Unfortunately, it doesn't work with GitHub Copilot's style, which assumes really fine-grained interaction.
Honestly if you want to generate less technical debt then writing a function https on top of an url parser is probably the wrong thing to do.
I mean `urlparse(url).scheme = 'https'` is so literal and straightforward that it really ought not be it's own separate function.

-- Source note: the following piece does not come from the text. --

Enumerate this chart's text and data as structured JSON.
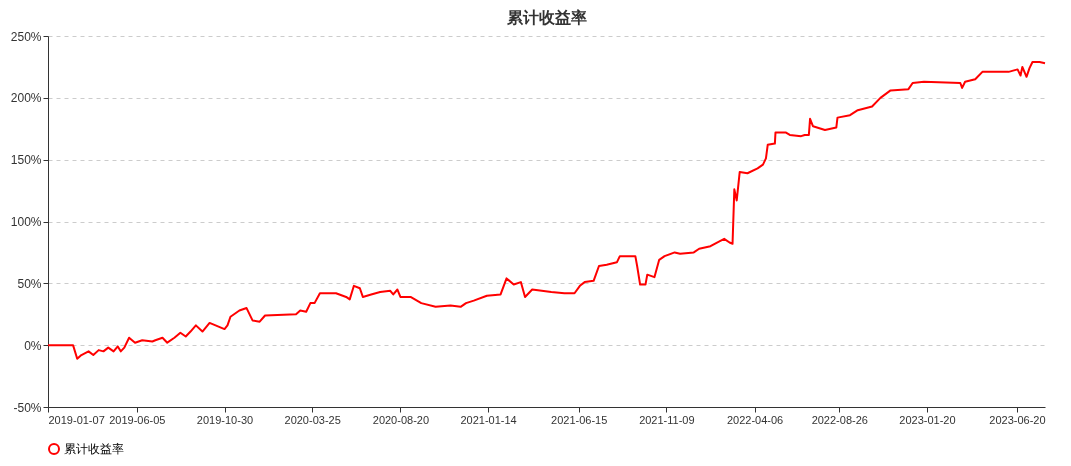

Adding a wrapper that does nothing but add more code and rethrow the same error is just generating technical debt by writing a function that ought not be.
Arguably all code is technical debt, but so far the world isn't kind enough to bend to our will without any code.
0. ask it to ask you clarifying questions, which it rarely does by default when you're prompting it to do a task; often it has a few questions, which you can efficiently update your original prompt to cover.
1. make it generate a test-suite; have it iteratively generate new tests which don't overlap with the old ones.
2. ask GPT-4 explicitly to identify improvements, edge-cases and bugfixes, and then go through the list one by one having it rewrite for each one; not infrequently, a fancy rewrite will fail the test-suite from #1, but given the failing test-case, GPT-4 can fix it.
3. once it is clean and it's either done the list or you've disapproved the suggestions, and the test-suite is passing, ask it to write a summary design doc at the beginning.
With all this, you're set up for fairly maintainable code: with the test-suite and the up-front design doc, future LLMs can handle it natively and well, and humans should be able to read it easily after #2 has finished, so you don't need to care where it came from or try to track 'taint' through all future refactorings or usage - GPT-4 can write pretty readable human-like code, it just doesn't necessarily do it the best way the first time (also like a human), so you have to apply inner-monologue ideas.